If your payment was reduced, one of these categories almost certainly explains it.

How to Find Out Who Actually Levied Your Payment 🔍

Step 1: Check your Social Security statement or payment notice

The Social Security Administration sends notices before and after benefit adjustments. Log into your my Social Security account at ssa.gov or check any recent mail from SSA. These notices often identify the agency requesting the offset and the amount being withheld.

Step 2: Contact the SSA directly

Call SSA at 1-800-772-1213 or visit your local field office. Ask specifically: "Was a levy or offset applied to my most recent payment, and if so, by which agency?" SSA can tell you which federal or state agency triggered the action. Have your Social Security number ready.

Step 3: Check the Treasury Offset Program (TOP)

The Bureau of the Fiscal Service runs the Treasury Offset Program, which coordinates federal benefit offsets. If a federal debt (IRS, defaulted student loans, certain state debts) triggered the levy, it likely ran through TOP. You can call the TOP call center at 1-800-304-3107 to find out if your name is in the system and which agency submitted the debt.

Step 4: Review IRS records if you owe back taxes

The Federal Payment Levy Program (FPLP) allows the IRS to withhold up to 15% of your SSDI payment for unpaid federal taxes. If you've had tax issues, check your IRS account at irs.gov or call the IRS directly. They are required to notify you before initiating a levy — look back through any certified mail you may have received.

Step 5: Check with your state child support agency

If you pay child support and are behind on payments, your state's child support enforcement office may have initiated a withholding order. Contact that office directly — each state runs its own program, and they keep records of all active withholding orders tied to your Social Security number.

Why You Might Not Have Received Warning ⚠️

Federal agencies are generally required to send advance notice before levying benefits, but notices go to the address on file with that agency — not necessarily your current address. If you've moved, changed your name, or had address issues with the IRS, student loan servicer, or child support office, notices can go undelivered.

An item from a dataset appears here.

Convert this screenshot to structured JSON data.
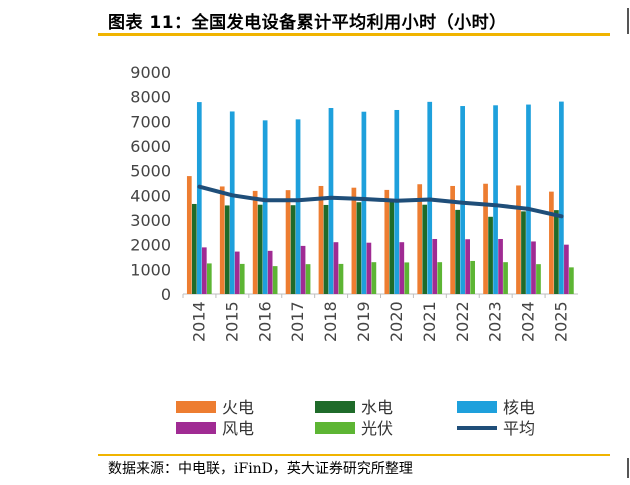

In some cases, the levy was set up years ago and reactivated after a period of suspension. This is common with defaulted federal student loans that went into a payment plan and then fell out of compliance.

What Happens to SSDI Payments After a Bank Deposit

Once SSDI funds are deposited into your bank account, the protection rules change somewhat. Banks are required to protect a two-month rolling balance of Social Security deposits from garnishment. Amounts above that threshold may be vulnerable to creditors who obtain a court judgment. This is a bank-level issue, not a Social Security levy — but it's worth understanding if your account was frozen or drained after deposit.

Variables That Shape How This Plays Out

The specifics of your situation — how much was withheld, which agency holds the debt, whether the levy was lawful, and what your options are — depend on factors that vary widely:

  • The type of debt (tax debt, child support, student loans all have different rules and caps)
  • Your state of residence (child support enforcement and state tax intercept programs vary)
  • How the payment is received (direct deposit vs. Direct Express card affects bank protection rules)
  • Whether the underlying debt is disputed or dischargeable
  • Your benefit type — SSDI and SSI have different protections; SSI is almost entirely exempt from levy

Someone receiving SSDI with an IRS tax debt in collections faces an entirely different process than someone whose child support arrears triggered an intercept — even if the resulting payment reduction looks identical on a bank statement.

Knowing which category applies to you is the first step. The agencies involved, the amounts at stake, and your rights at each stage from there are questions only your specific debt history and benefit record can answer.